What is the next book you want to read? – Why?

  • Tender at the Bone by Ruth Reichl , I enjoy her style and it is our book club selection.
  • The Quartet, by Ellis. It sounds interesting, and my husband (political junkie) said it was a great read.
  • Dream Land, (The True tale of America’s Opiate Epidemic) by Sam Quinones, Bloomsbury Press.  A bit of a trudge, but fascinating.
  • Field guide to the birds of Brazil (because I have a trip coming up!)
  • Why?  A Gentleman from Moscow by Amor Towles, because a friend gave it to me as a Christmas gift.  I also have in my pile Ghandi’s Autobiography, A Story of My Experiments with Truth, and the Ken Follett trilogy, but it is daunting.

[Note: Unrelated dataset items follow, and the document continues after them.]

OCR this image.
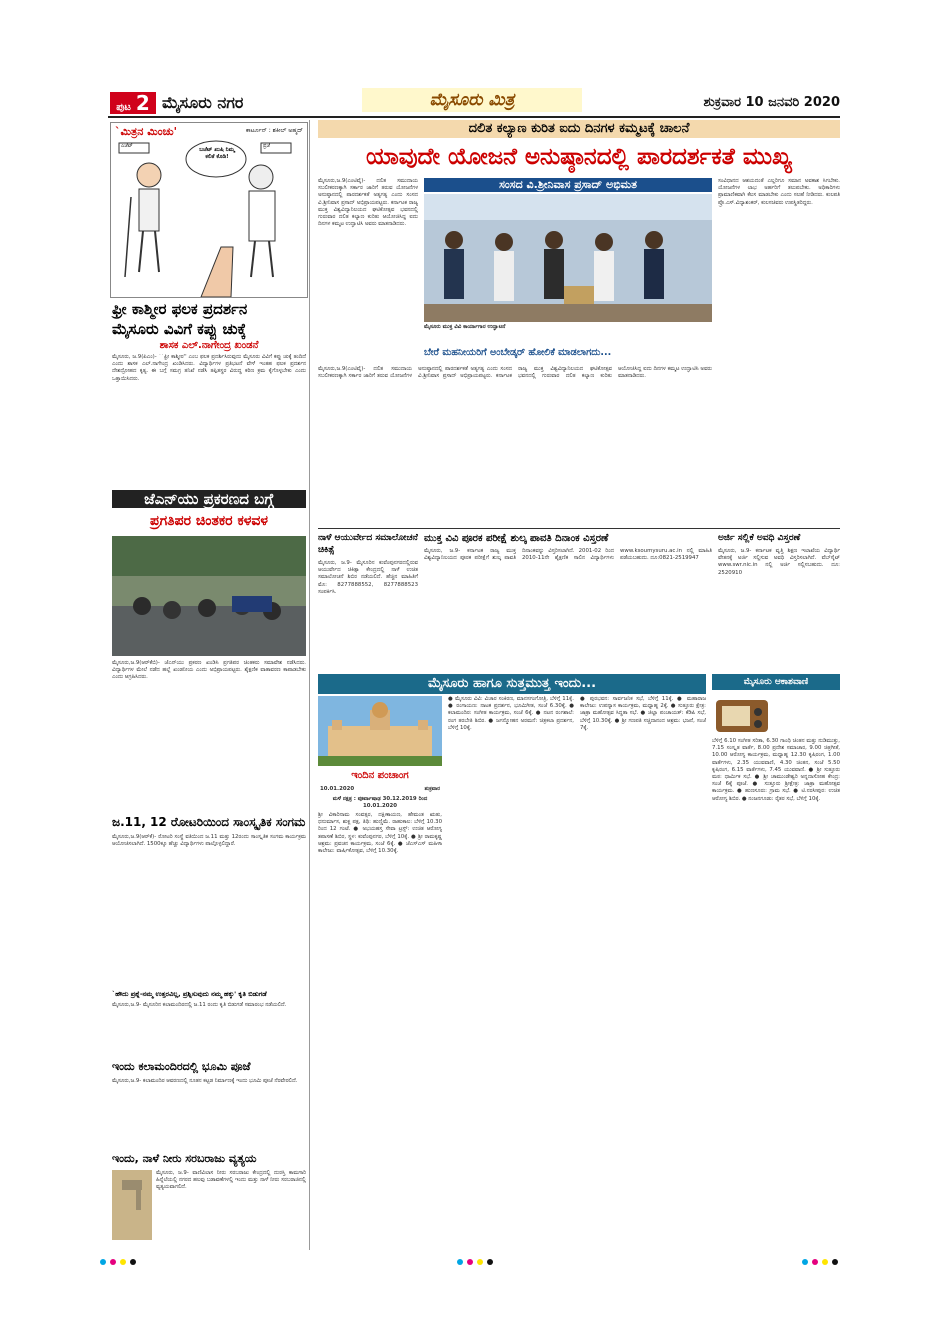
ಪುಟ 2 ಮೈಸೂರು ನಗರ	ಮೈಸೂರು ಮಿತ್ರ	ಶುಕ್ರವಾರ 10 ಜನವರಿ 2020
`ಮಿತ್ರನ ಮಿಂಚು'	ಕಾರ್ಟೂನ್ : ಶಕೀಲ್ ಅಹ್ಮದ್
ಬಜೆಟ್ ಖುಷಿ ನಿಮ್ಮ ಕಲಿತೆ ಕೊಡಿ!
ಎಜೆಟ್	ಪ್ರಜೆ
ಫ್ರೀ ಕಾಶ್ಮೀರ ಫಲಕ ಪ್ರದರ್ಶನ
ಮೈಸೂರು ವಿವಿಗೆ ಕಪ್ಪು ಚುಕ್ಕೆ
ಶಾಸಕ ಎಲ್.ನಾಗೇಂದ್ರ ಖಂಡನೆ
ಮೈಸೂರು, ಜ.9(ಪಿಎಂ)- ``ಫ್ರೀ ಕಾಶ್ಮೀರ'' ಎಂಬ ಫಲಕ ಪ್ರದರ್ಶಿಸಿರುವುದು ಮೈಸೂರು ವಿವಿಗೆ ಕಪ್ಪು ಚುಕ್ಕೆ ತಂದಿದೆ ಎಂದು ಶಾಸಕ ಎಲ್.ನಾಗೇಂದ್ರ ಖಂಡಿಸಿದರು. ವಿದ್ಯಾರ್ಥಿಗಳ ಪ್ರತಿಭಟನೆ ವೇಳೆ ಇಂತಹ ಫಲಕ ಪ್ರದರ್ಶನ ದೇಶದ್ರೋಹದ ಕೃತ್ಯ. ಈ ಬಗ್ಗೆ ಸಮಗ್ರ ತನಿಖೆ ನಡೆಸಿ ತಪ್ಪಿತಸ್ಥರ ವಿರುದ್ಧ ಕಠಿಣ ಕ್ರಮ ಕೈಗೊಳ್ಳಬೇಕು ಎಂದು ಒತ್ತಾಯಿಸಿದರು.
ಜೆಎನ್‌ಯು ಪ್ರಕರಣದ ಬಗ್ಗೆ
ಪ್ರಗತಿಪರ ಚಿಂತಕರ ಕಳವಳ
ಮೈಸೂರು,ಜ.9(ಆರ್‌ಕೆಬಿ)- ಜೆಎನ್‌ಯು ಪ್ರಕರಣ ಖಂಡಿಸಿ ಪ್ರಗತಿಪರ ಚಿಂತಕರು ಸಮಾವೇಶ ನಡೆಸಿದರು. ವಿದ್ಯಾರ್ಥಿಗಳ ಮೇಲೆ ನಡೆದ ಹಲ್ಲೆ ಖಂಡನೀಯ ಎಂದು ಅಭಿಪ್ರಾಯಪಟ್ಟರು. ಶೈಕ್ಷಣಿಕ ವಾತಾವರಣ ಕಾಪಾಡಬೇಕು ಎಂದು ಆಗ್ರಹಿಸಿದರು.
ಜ.11, 12 ರೋಟರಿಯಿಂದ ಸಾಂಸ್ಕೃತಿಕ ಸಂಗಮ
ಮೈಸೂರು,ಜ.9(ಆರ್‌ಕೆ)- ರೋಟರಿ ಸಂಸ್ಥೆ ವತಿಯಿಂದ ಜ.11 ಮತ್ತು 12ರಂದು ಸಾಂಸ್ಕೃತಿಕ ಸಂಗಮ ಕಾರ್ಯಕ್ರಮ ಆಯೋಜಿಸಲಾಗಿದೆ. 1500ಕ್ಕೂ ಹೆಚ್ಚು ವಿದ್ಯಾರ್ಥಿಗಳು ಪಾಲ್ಗೊಳ್ಳಲಿದ್ದಾರೆ.
`ಹೌದು ಪ್ರಶ್ನೆ-ನಮ್ಮ ಉತ್ತರವಿಲ್ಲ, ಪ್ರಶ್ನಿಸುವುದು ನಮ್ಮ ಹಕ್ಕು' ಕೃತಿ ಬಿಡುಗಡೆ
ಮೈಸೂರು,ಜ.9- ಮೈಸೂರಿನ ಕಲಾಮಂದಿರದಲ್ಲಿ ಜ.11 ರಂದು ಕೃತಿ ಬಿಡುಗಡೆ ಸಮಾರಂಭ ನಡೆಯಲಿದೆ.
ಇಂದು ಕಲಾಮಂದಿರದಲ್ಲಿ ಭೂಮಿ ಪೂಜೆ
ಮೈಸೂರು,ಜ.9- ಕಲಾಮಂದಿರ ಆವರಣದಲ್ಲಿ ನೂತನ ಕಟ್ಟಡ ನಿರ್ಮಾಣಕ್ಕೆ ಇಂದು ಭೂಮಿ ಪೂಜೆ ನೆರವೇರಲಿದೆ.
ಇಂದು, ನಾಳೆ ನೀರು ಸರಬರಾಜು ವ್ಯತ್ಯಯ
ಮೈಸೂರು, ಜ.9- ವಾಣಿವಿಲಾಸ ನೀರು ಸರಬರಾಜು ಕೇಂದ್ರದಲ್ಲಿ ದುರಸ್ತಿ ಕಾಮಗಾರಿ ಹಿನ್ನೆಲೆಯಲ್ಲಿ ನಗರದ ಹಲವು ಬಡಾವಣೆಗಳಲ್ಲಿ ಇಂದು ಮತ್ತು ನಾಳೆ ನೀರು ಸರಬರಾಜಿನಲ್ಲಿ ವ್ಯತ್ಯಯವಾಗಲಿದೆ.
ದಲಿತ ಕಲ್ಯಾಣ ಕುರಿತ ಐದು ದಿನಗಳ ಕಮ್ಮಟಕ್ಕೆ ಚಾಲನೆ
ಯಾವುದೇ ಯೋಜನೆ ಅನುಷ್ಠಾನದಲ್ಲಿ ಪಾರದರ್ಶಕತೆ ಮುಖ್ಯ
ಮೈಸೂರು,ಜ.9(ಎಂಟಿವೈ)- ದಲಿತ ಸಮುದಾಯ ಸಬಲೀಕರಣಕ್ಕಾಗಿ ಸರ್ಕಾರ ಜಾರಿಗೆ ತರುವ ಯೋಜನೆಗಳ ಅನುಷ್ಠಾನದಲ್ಲಿ ಪಾರದರ್ಶಕತೆ ಅತ್ಯಗತ್ಯ ಎಂದು ಸಂಸದ ವಿ.ಶ್ರೀನಿವಾಸ ಪ್ರಸಾದ್ ಅಭಿಪ್ರಾಯಪಟ್ಟರು. ಕರ್ನಾಟಕ ರಾಜ್ಯ ಮುಕ್ತ ವಿಶ್ವವಿದ್ಯಾನಿಲಯದ ಘಟಿಕೋತ್ಸವ ಭವನದಲ್ಲಿ ಗುರುವಾರ ದಲಿತ ಕಲ್ಯಾಣ ಕುರಿತು ಆಯೋಜಿಸಿದ್ದ ಐದು ದಿನಗಳ ಕಮ್ಮಟ ಉದ್ಘಾಟಿಸಿ ಅವರು ಮಾತನಾಡಿದರು.
ಸಂಸದ ವಿ.ಶ್ರೀನಿವಾಸ ಪ್ರಸಾದ್ ಅಭಿಮತ
ಮೈಸೂರು ಮುಕ್ತ ವಿವಿ ಕಾರ್ಯಾಗಾರ ಉದ್ಘಾಟನೆ
ಸಂವಿಧಾನದ ಆಶಯದಂತೆ ಎಲ್ಲರಿಗೂ ಸಮಾನ ಅವಕಾಶ ಸಿಗಬೇಕು. ಯೋಜನೆಗಳ ಲಾಭ ಅರ್ಹರಿಗೆ ತಲುಪಬೇಕು. ಅಧಿಕಾರಿಗಳು ಪ್ರಾಮಾಣಿಕವಾಗಿ ಕೆಲಸ ಮಾಡಬೇಕು ಎಂದು ಸಲಹೆ ನೀಡಿದರು. ಕುಲಪತಿ ಪ್ರೊ.ಎಸ್.ವಿದ್ಯಾಶಂಕರ್, ಕುಲಸಚಿವರು ಉಪಸ್ಥಿತರಿದ್ದರು.
ಬೇರೆ ಮಹನೀಯರಿಗೆ ಅಂಬೇಡ್ಕರ್ ಹೋಲಿಕೆ ಮಾಡಲಾಗದು...
ಮೈಸೂರು,ಜ.9(ಎಂಟಿವೈ)- ದಲಿತ ಸಮುದಾಯ ಸಬಲೀಕರಣಕ್ಕಾಗಿ ಸರ್ಕಾರ ಜಾರಿಗೆ ತರುವ ಯೋಜನೆಗಳ ಅನುಷ್ಠಾನದಲ್ಲಿ ಪಾರದರ್ಶಕತೆ ಅತ್ಯಗತ್ಯ ಎಂದು ಸಂಸದ ವಿ.ಶ್ರೀನಿವಾಸ ಪ್ರಸಾದ್ ಅಭಿಪ್ರಾಯಪಟ್ಟರು. ಕರ್ನಾಟಕ ರಾಜ್ಯ ಮುಕ್ತ ವಿಶ್ವವಿದ್ಯಾನಿಲಯದ ಘಟಿಕೋತ್ಸವ ಭವನದಲ್ಲಿ ಗುರುವಾರ ದಲಿತ ಕಲ್ಯಾಣ ಕುರಿತು ಆಯೋಜಿಸಿದ್ದ ಐದು ದಿನಗಳ ಕಮ್ಮಟ ಉದ್ಘಾಟಿಸಿ ಅವರು ಮಾತನಾಡಿದರು.
ನಾಳೆ ಆಯುರ್ವೇದ ಸಮಾಲೋಚನೆ ಚಿಕಿತ್ಸೆ
ಮೈಸೂರು, ಜ.9- ಮೈಸೂರಿನ ಕುವೆಂಪುನಗರದಲ್ಲಿರುವ ಆಯುರ್ವೇದ ಚಿಕಿತ್ಸಾ ಕೇಂದ್ರದಲ್ಲಿ ನಾಳೆ ಉಚಿತ ಸಮಾಲೋಚನೆ ಶಿಬಿರ ನಡೆಯಲಿದೆ. ಹೆಚ್ಚಿನ ಮಾಹಿತಿಗೆ ಮೊ: 8277888552, 8277888523 ಸಂಪರ್ಕಿಸಿ.
ಮುಕ್ತ ವಿವಿ ಪೂರಕ ಪರೀಕ್ಷೆ ಶುಲ್ಕ ಪಾವತಿ ದಿನಾಂಕ ವಿಸ್ತರಣೆ
ಮೈಸೂರು, ಜ.9- ಕರ್ನಾಟಕ ರಾಜ್ಯ ಮುಕ್ತ ವಿಶ್ವವಿದ್ಯಾನಿಲಯದ ಪೂರಕ ಪರೀಕ್ಷೆಗೆ ಶುಲ್ಕ ಪಾವತಿ ದಿನಾಂಕವನ್ನು ವಿಸ್ತರಿಸಲಾಗಿದೆ. 2001-02 ರಿಂದ 2010-11ನೇ ಶೈಕ್ಷಣಿಕ ಸಾಲಿನ ವಿದ್ಯಾರ್ಥಿಗಳು www.ksoumysuru.ac.in ನಲ್ಲಿ ಮಾಹಿತಿ ಪಡೆಯಬಹುದು. ದೂ:0821-2519947
ಅರ್ಜಿ ಸಲ್ಲಿಕೆ ಅವಧಿ ವಿಸ್ತರಣೆ
ಮೈಸೂರು, ಜ.9- ಕರ್ನಾಟಕ ವೃತ್ತಿ ಶಿಕ್ಷಣ ಇಲಾಖೆಯ ವಿದ್ಯಾರ್ಥಿ ವೇತನಕ್ಕೆ ಅರ್ಜಿ ಸಲ್ಲಿಸುವ ಅವಧಿ ವಿಸ್ತರಿಸಲಾಗಿದೆ. ವೆಬ್‌ಸೈಟ್ www.swr.nic.in ನಲ್ಲಿ ಅರ್ಜಿ ಸಲ್ಲಿಸಬಹುದು. ದೂ: 2520910
ಮೈಸೂರು ಹಾಗೂ ಸುತ್ತಮುತ್ತ ಇಂದು...
ಇಂದಿನ ಪಂಚಾಂಗ
10.01.2020	ಶುಕ್ರವಾರ
ಮಳೆ ನಕ್ಷತ್ರ : ಪೂರ್ವಾಷಾಢ 30.12.2019 ರಿಂದ 10.01.2020
ಶ್ರೀ ವಿಕಾರಿನಾಮ ಸಂವತ್ಸರ, ದಕ್ಷಿಣಾಯಣ, ಹೇಮಂತ ಋತು, ಧನುರ್ಮಾಸ, ಶುಕ್ಲ ಪಕ್ಷ, ತಿಥಿ: ಹುಣ್ಣಿಮೆ. ರಾಹುಕಾಲ: ಬೆಳಿಗ್ಗೆ 10.30 ರಿಂದ 12 ಗಂಟೆ. ● ಅಭಯಹಸ್ತ ಸೇವಾ ಟ್ರಸ್ಟ್: ಉಚಿತ ಆರೋಗ್ಯ ತಪಾಸಣೆ ಶಿಬಿರ, ಸ್ಥಳ: ಕುವೆಂಪುನಗರ, ಬೆಳಿಗ್ಗೆ 10ಕ್ಕೆ. ● ಶ್ರೀ ರಾಮಕೃಷ್ಣ ಆಶ್ರಮ: ಪ್ರವಚನ ಕಾರ್ಯಕ್ರಮ, ಸಂಜೆ 6ಕ್ಕೆ. ● ಜೆಎಸ್‌ಎಸ್ ಮಹಿಳಾ ಕಾಲೇಜು: ವಾರ್ಷಿಕೋತ್ಸವ, ಬೆಳಿಗ್ಗೆ 10.30ಕ್ಕೆ.
● ಮೈಸೂರು ವಿವಿ: ವಿಚಾರ ಸಂಕಿರಣ, ಮಾನಸಗಂಗೋತ್ರಿ, ಬೆಳಿಗ್ಗೆ 11ಕ್ಕೆ. ● ರಂಗಾಯಣ: ನಾಟಕ ಪ್ರದರ್ಶನ, ಭೂಮಿಗೀತ, ಸಂಜೆ 6.30ಕ್ಕೆ. ● ಕಲಾಮಂದಿರ: ಸಂಗೀತ ಕಾರ್ಯಕ್ರಮ, ಸಂಜೆ 6ಕ್ಕೆ. ● ನಟನ ರಂಗಶಾಲೆ: ರಂಗ ತರಬೇತಿ ಶಿಬಿರ. ● ಜಗನ್ಮೋಹನ ಅರಮನೆ: ಚಿತ್ರಕಲಾ ಪ್ರದರ್ಶನ, ಬೆಳಿಗ್ಗೆ 10ಕ್ಕೆ.
● ಪುರಭವನ: ಸಾರ್ವಜನಿಕ ಸಭೆ, ಬೆಳಿಗ್ಗೆ 11ಕ್ಕೆ. ● ಮಹಾರಾಜ ಕಾಲೇಜು: ಉಪನ್ಯಾಸ ಕಾರ್ಯಕ್ರಮ, ಮಧ್ಯಾಹ್ನ 2ಕ್ಕೆ. ● ಸುತ್ತೂರು ಕ್ಷೇತ್ರ: ಜಾತ್ರಾ ಮಹೋತ್ಸವ ಸಿದ್ಧತಾ ಸಭೆ. ● ಜಿಲ್ಲಾ ಪಂಚಾಯತ್: ಕೆಡಿಪಿ ಸಭೆ, ಬೆಳಿಗ್ಗೆ 10.30ಕ್ಕೆ. ● ಶ್ರೀ ಗಣಪತಿ ಸಚ್ಚಿದಾನಂದ ಆಶ್ರಮ: ಭಜನೆ, ಸಂಜೆ 7ಕ್ಕೆ.
ಮೈಸೂರು ಆಕಾಶವಾಣಿ
ಬೆಳಿಗ್ಗೆ 6.10 ಸಂಗೀತ ಸರಿತಾ, 6.30 ಗಾಂಧಿ ಚಿಂತನ ಮತ್ತು ನುಡಿಮುತ್ತು, 7.15 ಸಂಸ್ಕೃತ ವಾರ್ತೆ, 8.00 ಪ್ರದೇಶ ಸಮಾಚಾರ, 9.00 ಚಿತ್ರಗೀತೆ, 10.00 ಆರೋಗ್ಯ ಕಾರ್ಯಕ್ರಮ, ಮಧ್ಯಾಹ್ನ 12.30 ಕೃಷಿರಂಗ, 1.00 ವಾರ್ತೆಗಳು, 2.35 ಯುವವಾಣಿ, 4.30 ಚಿಂತನ, ಸಂಜೆ 5.50 ಕೃಷಿರಂಗ, 6.15 ವಾರ್ತೆಗಳು, 7.45 ಯುವವಾಣಿ. ● ಶ್ರೀ ಸುತ್ತೂರು ಮಠ: ಧಾರ್ಮಿಕ ಸಭೆ. ● ಶ್ರೀ ಚಾಮುಂಡೇಶ್ವರಿ ಅನ್ನದಾಸೋಹ ಕೇಂದ್ರ: ಸಂಜೆ 6ಕ್ಕೆ ಪೂಜೆ. ● ಸುತ್ತೂರು ಶ್ರೀಕ್ಷೇತ್ರ: ಜಾತ್ರಾ ಮಹೋತ್ಸವ ಕಾರ್ಯಕ್ರಮ. ● ಹುಣಸೂರು: ಗ್ರಾಮ ಸಭೆ. ● ಟಿ.ನರಸೀಪುರ: ಉಚಿತ ಆರೋಗ್ಯ ಶಿಬಿರ. ● ನಂಜನಗೂಡು: ರೈತರ ಸಭೆ, ಬೆಳಿಗ್ಗೆ 10ಕ್ಕೆ.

  • Gentleman in Moscow by Amor Towles; great reviews and charmingly written (at least in first 50 pages!)
  • WHATEVER OUR BOOK CLUB COMES UP WITH!
  • I belong to a book group that we have met monthly for 30 years, and I follow what a Mount Holyoke book group in Portland, Oregon reads.  I get invitations, but since Portland is 2 hours away from Eugene, Oregon I have not attended, but I have their book selections every month for 6 years.  I also belong to a book group, again via distance, reading from a small bookstore in central Oregon, each month I get a book and read it.